Durante el instante de silencio que siguió, ella oyó a alguien entrar en la habitación por la puerta que daba a las escaleras. Inmediatamente después, la persona giró la manecilla de la segunda puerta que estaba a su lado. Teresa apenas tuvo tiempo suficiente para abrir el armario y esconder el bote en él… cuando entró la casera. Teresa la miró espantada, la casera miró al armario, estaba orgullosa de su armario.
—Ahí hay sitio de sobra —dijo con jactancia—, ¡ninguna otra casa en el vecindario puede ofrecerle tanto espacio como ese! Sí… la cerradura no funciona, no lo niego. ¡Cosas del último inquilino! Echó a perder mi mantel y puso la escribanía encima para tapar el lugar. ¡Bestia!, esta era su forma de ser, definida en una palabra. ¿No me ha oído llamar a la puerta de la habitación? Estoy tan encantada de verla dormir plácidamente, ¡pobrecita! Su caldo de pollo estará preparado para cuando se levante. Hoy he tardado en preguntar por nuestra jovencita. Ha visto que hemos tenido mucho trabajo arriba preparando la habitación para un nuevo inquilino. ¡Qué contraste con la persona que nos acaba de dejar!
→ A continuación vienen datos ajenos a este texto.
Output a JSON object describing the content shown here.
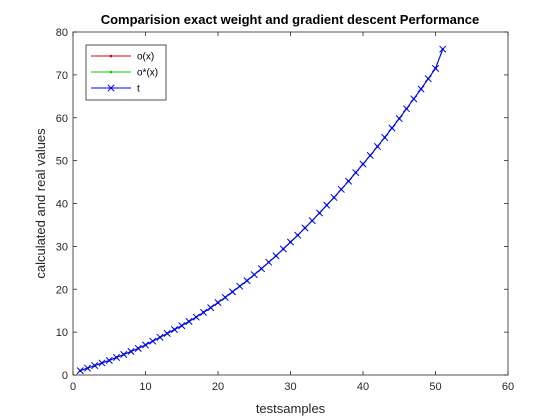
{
  "chart_data": {
    "type": "line",
    "title": "Comparision exact weight and gradient descent Performance",
    "xlabel": "testsamples",
    "ylabel": "calculated and real values",
    "xlim": [
      0,
      60
    ],
    "ylim": [
      0,
      80
    ],
    "xticks": [
      0,
      10,
      20,
      30,
      40,
      50,
      60
    ],
    "yticks": [
      0,
      10,
      20,
      30,
      40,
      50,
      60,
      70,
      80
    ],
    "grid": false,
    "legend_position": "top-left",
    "x": [
      1,
      2,
      3,
      4,
      5,
      6,
      7,
      8,
      9,
      10,
      11,
      12,
      13,
      14,
      15,
      16,
      17,
      18,
      19,
      20,
      21,
      22,
      23,
      24,
      25,
      26,
      27,
      28,
      29,
      30,
      31,
      32,
      33,
      34,
      35,
      36,
      37,
      38,
      39,
      40,
      41,
      42,
      43,
      44,
      45,
      46,
      47,
      48,
      49,
      50,
      51
    ],
    "series": [
      {
        "name": "o(x)",
        "color": "#d00000",
        "marker": "dot",
        "values": [
          1.0,
          1.6,
          2.2,
          2.8,
          3.4,
          4.1,
          4.8,
          5.5,
          6.2,
          7.0,
          7.9,
          8.8,
          9.7,
          10.6,
          11.5,
          12.5,
          13.5,
          14.6,
          15.7,
          16.9,
          18.1,
          19.4,
          20.7,
          22.0,
          23.4,
          24.8,
          26.3,
          27.8,
          29.4,
          31.0,
          32.6,
          34.3,
          36.0,
          37.8,
          39.6,
          41.4,
          43.3,
          45.2,
          47.2,
          49.2,
          51.2,
          53.3,
          55.4,
          57.6,
          59.8,
          62.1,
          64.4,
          66.7,
          69.1,
          71.5,
          76.0
        ]
      },
      {
        "name": "o*(x)",
        "color": "#00cc00",
        "marker": "dot",
        "values": [
          1.0,
          1.6,
          2.2,
          2.8,
          3.4,
          4.1,
          4.8,
          5.5,
          6.2,
          7.0,
          7.9,
          8.8,
          9.7,
          10.6,
          11.5,
          12.5,
          13.5,
          14.6,
          15.7,
          16.9,
          18.1,
          19.4,
          20.7,
          22.0,
          23.4,
          24.8,
          26.3,
          27.8,
          29.4,
          31.0,
          32.6,
          34.3,
          36.0,
          37.8,
          39.6,
          41.4,
          43.3,
          45.2,
          47.2,
          49.2,
          51.2,
          53.3,
          55.4,
          57.6,
          59.8,
          62.1,
          64.4,
          66.7,
          69.1,
          71.5,
          76.0
        ]
      },
      {
        "name": "t",
        "color": "#0000ff",
        "marker": "x",
        "values": [
          1.0,
          1.6,
          2.2,
          2.8,
          3.4,
          4.1,
          4.8,
          5.5,
          6.2,
          7.0,
          7.9,
          8.8,
          9.7,
          10.6,
          11.5,
          12.5,
          13.5,
          14.6,
          15.7,
          16.9,
          18.1,
          19.4,
          20.7,
          22.0,
          23.4,
          24.8,
          26.3,
          27.8,
          29.4,
          31.0,
          32.6,
          34.3,
          36.0,
          37.8,
          39.6,
          41.4,
          43.3,
          45.2,
          47.2,
          49.2,
          51.2,
          53.3,
          55.4,
          57.6,
          59.8,
          62.1,
          64.4,
          66.7,
          69.1,
          71.5,
          76.0
        ]
      }
    ]
  }
}
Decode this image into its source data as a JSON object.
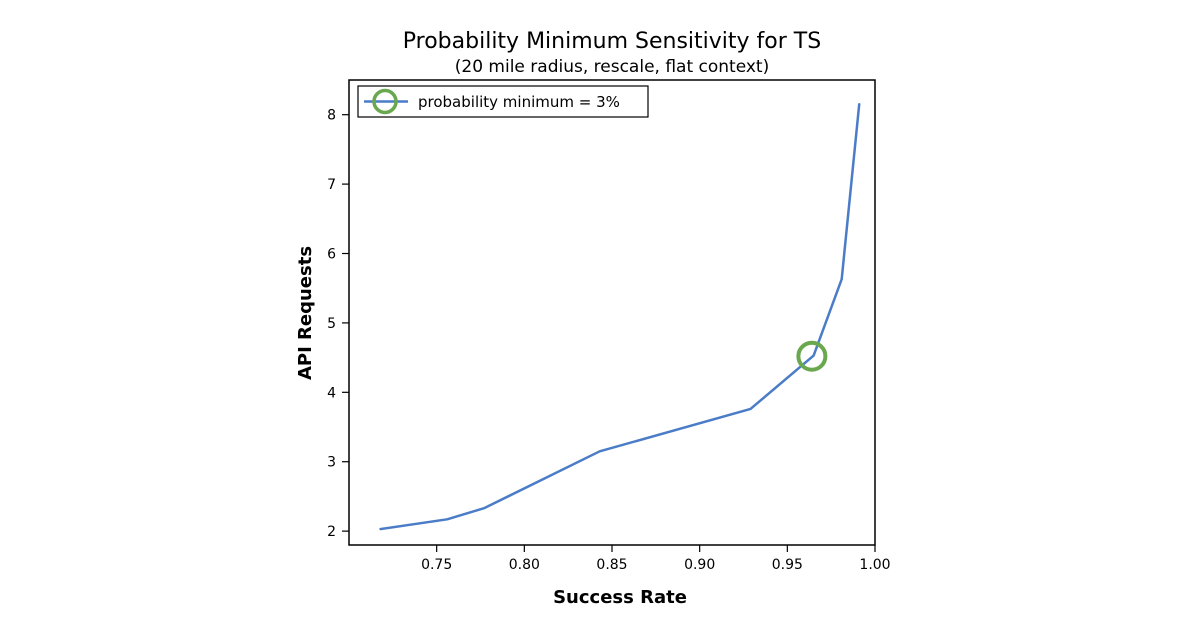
{
  "chart_data": {
    "type": "line",
    "title": "Probability Minimum Sensitivity for TS",
    "subtitle": "(20 mile radius, rescale, flat context)",
    "xlabel": "Success Rate",
    "ylabel": "API Requests",
    "xlim": [
      0.7,
      1.0
    ],
    "ylim": [
      1.8,
      8.5
    ],
    "xticks": [
      0.75,
      0.8,
      0.85,
      0.9,
      0.95,
      1.0
    ],
    "xtick_labels": [
      "0.75",
      "0.80",
      "0.85",
      "0.90",
      "0.95",
      "1.00"
    ],
    "yticks": [
      2,
      3,
      4,
      5,
      6,
      7,
      8
    ],
    "ytick_labels": [
      "2",
      "3",
      "4",
      "5",
      "6",
      "7",
      "8"
    ],
    "grid": false,
    "legend_position": "top-left",
    "series": [
      {
        "name": "probability minimum = 3%",
        "color": "#4a7cc7",
        "x": [
          0.718,
          0.756,
          0.777,
          0.843,
          0.929,
          0.965,
          0.981,
          0.991
        ],
        "y": [
          2.03,
          2.17,
          2.33,
          3.15,
          3.76,
          4.53,
          5.63,
          8.15
        ]
      }
    ],
    "highlight": {
      "label": "probability minimum = 3%",
      "x": 0.964,
      "y": 4.52,
      "color": "#6aa84f"
    }
  }
}
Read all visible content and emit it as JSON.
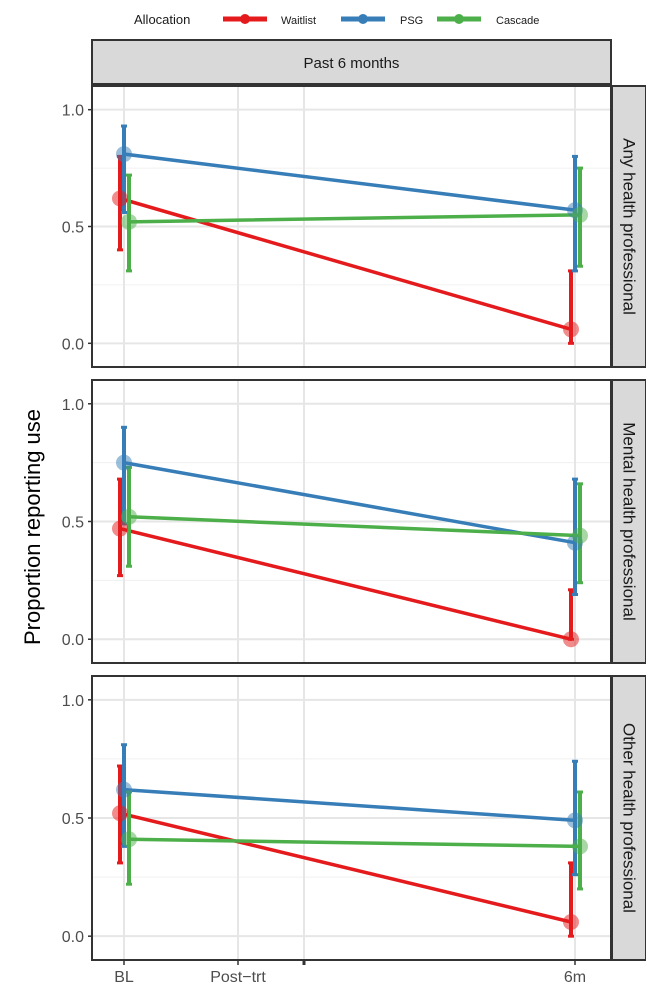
{
  "chart_data": {
    "type": "line",
    "legend": {
      "title": "Allocation",
      "position": "top",
      "entries": [
        {
          "name": "Waitlist",
          "color": "#e41a1c"
        },
        {
          "name": "PSG",
          "color": "#377eb8"
        },
        {
          "name": "Cascade",
          "color": "#4daf4a"
        }
      ]
    },
    "ylabel": "Proportion reporting use",
    "x_tick_labels": [
      "BL",
      "Post−trt",
      "6m"
    ],
    "y_ticks": [
      "0.0",
      "0.5",
      "1.0"
    ],
    "ylim": [
      -0.05,
      1.05
    ],
    "column_strip": "Past 6 months",
    "grid": true,
    "panels": [
      {
        "title": "Any health professional",
        "series": [
          {
            "name": "Waitlist",
            "points": [
              {
                "x": "BL",
                "y": 0.62,
                "lo": 0.4,
                "hi": 0.8
              },
              {
                "x": "6m",
                "y": 0.06,
                "lo": 0.0,
                "hi": 0.31
              }
            ]
          },
          {
            "name": "PSG",
            "points": [
              {
                "x": "BL",
                "y": 0.81,
                "lo": 0.56,
                "hi": 0.93
              },
              {
                "x": "6m",
                "y": 0.57,
                "lo": 0.31,
                "hi": 0.8
              }
            ]
          },
          {
            "name": "Cascade",
            "points": [
              {
                "x": "BL",
                "y": 0.52,
                "lo": 0.31,
                "hi": 0.72
              },
              {
                "x": "6m",
                "y": 0.55,
                "lo": 0.33,
                "hi": 0.75
              }
            ]
          }
        ]
      },
      {
        "title": "Mental health professional",
        "series": [
          {
            "name": "Waitlist",
            "points": [
              {
                "x": "BL",
                "y": 0.47,
                "lo": 0.27,
                "hi": 0.68
              },
              {
                "x": "6m",
                "y": 0.0,
                "lo": 0.0,
                "hi": 0.21
              }
            ]
          },
          {
            "name": "PSG",
            "points": [
              {
                "x": "BL",
                "y": 0.75,
                "lo": 0.49,
                "hi": 0.9
              },
              {
                "x": "6m",
                "y": 0.41,
                "lo": 0.19,
                "hi": 0.68
              }
            ]
          },
          {
            "name": "Cascade",
            "points": [
              {
                "x": "BL",
                "y": 0.52,
                "lo": 0.31,
                "hi": 0.73
              },
              {
                "x": "6m",
                "y": 0.44,
                "lo": 0.24,
                "hi": 0.66
              }
            ]
          }
        ]
      },
      {
        "title": "Other health professional",
        "series": [
          {
            "name": "Waitlist",
            "points": [
              {
                "x": "BL",
                "y": 0.52,
                "lo": 0.31,
                "hi": 0.72
              },
              {
                "x": "6m",
                "y": 0.06,
                "lo": 0.0,
                "hi": 0.31
              }
            ]
          },
          {
            "name": "PSG",
            "points": [
              {
                "x": "BL",
                "y": 0.62,
                "lo": 0.38,
                "hi": 0.81
              },
              {
                "x": "6m",
                "y": 0.49,
                "lo": 0.26,
                "hi": 0.74
              }
            ]
          },
          {
            "name": "Cascade",
            "points": [
              {
                "x": "BL",
                "y": 0.41,
                "lo": 0.22,
                "hi": 0.61
              },
              {
                "x": "6m",
                "y": 0.38,
                "lo": 0.2,
                "hi": 0.61
              }
            ]
          }
        ]
      }
    ]
  }
}
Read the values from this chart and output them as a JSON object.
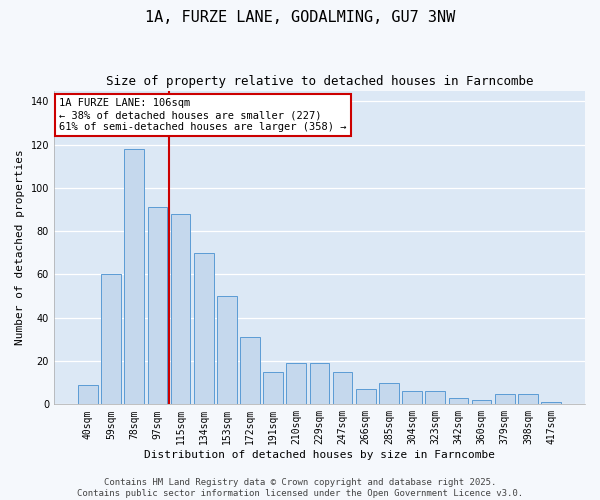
{
  "title": "1A, FURZE LANE, GODALMING, GU7 3NW",
  "subtitle": "Size of property relative to detached houses in Farncombe",
  "xlabel": "Distribution of detached houses by size in Farncombe",
  "ylabel": "Number of detached properties",
  "categories": [
    "40sqm",
    "59sqm",
    "78sqm",
    "97sqm",
    "115sqm",
    "134sqm",
    "153sqm",
    "172sqm",
    "191sqm",
    "210sqm",
    "229sqm",
    "247sqm",
    "266sqm",
    "285sqm",
    "304sqm",
    "323sqm",
    "342sqm",
    "360sqm",
    "379sqm",
    "398sqm",
    "417sqm"
  ],
  "values": [
    9,
    60,
    118,
    91,
    88,
    70,
    50,
    31,
    15,
    19,
    19,
    15,
    7,
    10,
    6,
    6,
    3,
    2,
    5,
    5,
    1
  ],
  "bar_color": "#c5d8ed",
  "bar_edge_color": "#5b9bd5",
  "vline_index": 3.5,
  "vline_color": "#cc0000",
  "annotation_text": "1A FURZE LANE: 106sqm\n← 38% of detached houses are smaller (227)\n61% of semi-detached houses are larger (358) →",
  "annotation_box_color": "#cc0000",
  "ylim": [
    0,
    145
  ],
  "yticks": [
    0,
    20,
    40,
    60,
    80,
    100,
    120,
    140
  ],
  "plot_bg_color": "#dce8f5",
  "fig_bg_color": "#f5f8fc",
  "grid_color": "#ffffff",
  "footer_text": "Contains HM Land Registry data © Crown copyright and database right 2025.\nContains public sector information licensed under the Open Government Licence v3.0.",
  "title_fontsize": 11,
  "subtitle_fontsize": 9,
  "axis_label_fontsize": 8,
  "tick_fontsize": 7,
  "annotation_fontsize": 7.5,
  "footer_fontsize": 6.5
}
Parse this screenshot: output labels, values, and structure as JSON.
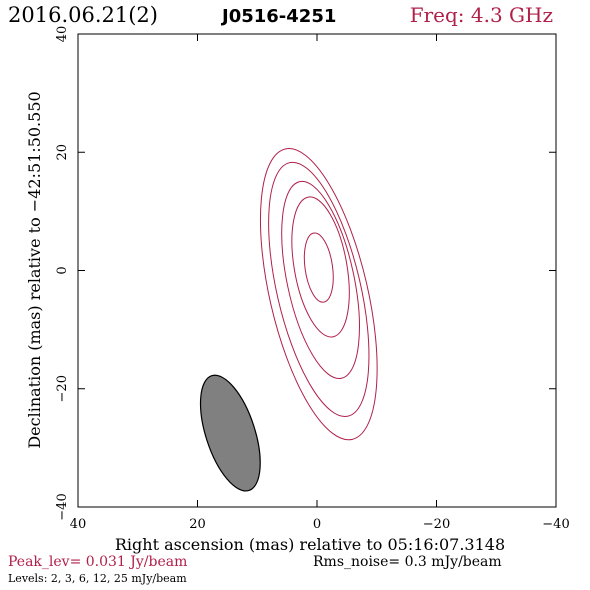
{
  "header": {
    "date": "2016.06.21(2)",
    "source": "J0516-4251",
    "freq": "Freq: 4.3 GHz"
  },
  "footer": {
    "peak": "Peak_lev=  0.031 Jy/beam",
    "rms": "Rms_noise=  0.3 mJy/beam",
    "levels": "Levels:   2,   3,   6,  12,  25 mJy/beam"
  },
  "colors": {
    "accent": "#b0204a",
    "beam_fill": "#808080",
    "axis": "#000000"
  },
  "chart_data": {
    "type": "contour",
    "xlabel": "Right ascension (mas) relative to 05:16:07.3148",
    "ylabel": "Declination (mas) relative to −42:51:50.550",
    "xlim": [
      40,
      -40
    ],
    "ylim": [
      -40,
      40
    ],
    "x_ticks": [
      "40",
      "20",
      "0",
      "−20",
      "−40"
    ],
    "y_ticks": [
      "−40",
      "−20",
      "0",
      "20",
      "40"
    ],
    "x_tick_values": [
      40,
      20,
      0,
      -20,
      -40
    ],
    "y_tick_values": [
      -40,
      -20,
      0,
      20,
      40
    ],
    "contour_levels_mJy": [
      2,
      3,
      6,
      12,
      25
    ],
    "contours": [
      {
        "level": 2,
        "center": [
          -0.3,
          -4.0
        ],
        "semi_major": 25.2,
        "semi_minor": 8.2,
        "pa_deg": 13
      },
      {
        "level": 3,
        "center": [
          -0.3,
          -3.2
        ],
        "semi_major": 22.0,
        "semi_minor": 7.0,
        "pa_deg": 13
      },
      {
        "level": 6,
        "center": [
          -0.6,
          -1.6
        ],
        "semi_major": 17.0,
        "semi_minor": 5.6,
        "pa_deg": 12
      },
      {
        "level": 12,
        "center": [
          -0.6,
          0.6
        ],
        "semi_major": 12.0,
        "semi_minor": 4.4,
        "pa_deg": 10
      },
      {
        "level": 25,
        "center": [
          -0.3,
          0.5
        ],
        "semi_major": 5.9,
        "semi_minor": 2.3,
        "pa_deg": 8
      }
    ],
    "beam": {
      "center": [
        14.5,
        -27.5
      ],
      "semi_major": 10.2,
      "semi_minor": 4.1,
      "pa_deg": 18
    }
  }
}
Esta vez es un perfecto caballero… y tan amable como para esperar una semana hasta que pudiera acomodarlo. Mis habitaciones de la planta baja estaban vacías, como usted sabe… Y sin embargo, dijo que las condiciones eran demasiado elevadas para él. ¡Oh, no olvidé mencionarle que teníamos un enfermo en la casa! «Unos hábitos silenciosos —dije— son de hecho un requisito esencial de cualquier nuevo inquilino, en un momento como este». Él lo comprendió, «Yo he estado enfermo —dijo— y la verdadera razón por la que abandono mi actual alojamiento es que no es lo suficiente silencioso». ¿No es este el tipo de hombre que queremos? Y, permítame decírselo, también es un hombre atractivo; con un inconveniente, debo reconocerlo, debido a su calvicie. Sin embargo, ¡qué barba, y qué apasionante voz! ¡Silencio! ¿He oído que ella llamaba?
Por fin, la casera permitió que otros sonidos fueran audibles, aparte del sonido de su voz. Fue posible descubrir que ahora Carmina estaba despierta; Teresa corrió a la habitación.
Al quedarse sola en la salita, la casera, «por pura curiosidad» (como después dijo conversando con su nuevo inquilino) abrió el armario y miró dentro.
El bote se encontraba ante ella, en una repisa superior. ¿Acaso la niñera de la señorita Carmina tomaba rapé? Examinó el bote: tenía un polvo blanco en el interior. La etiqueta mutilada estaba escrita en una lengua desconocida. Humedeció su dedo y probó el polvo. El resultado fue tan desagradable que se vio obligada a usar su pañuelo. Puso el bote de vuelta en su sitio y cerró el armario.
—Sin duda es medicina —dijo la casera para sí misma—. ¿Por qué se apresuró a esconderla cuando he entrado?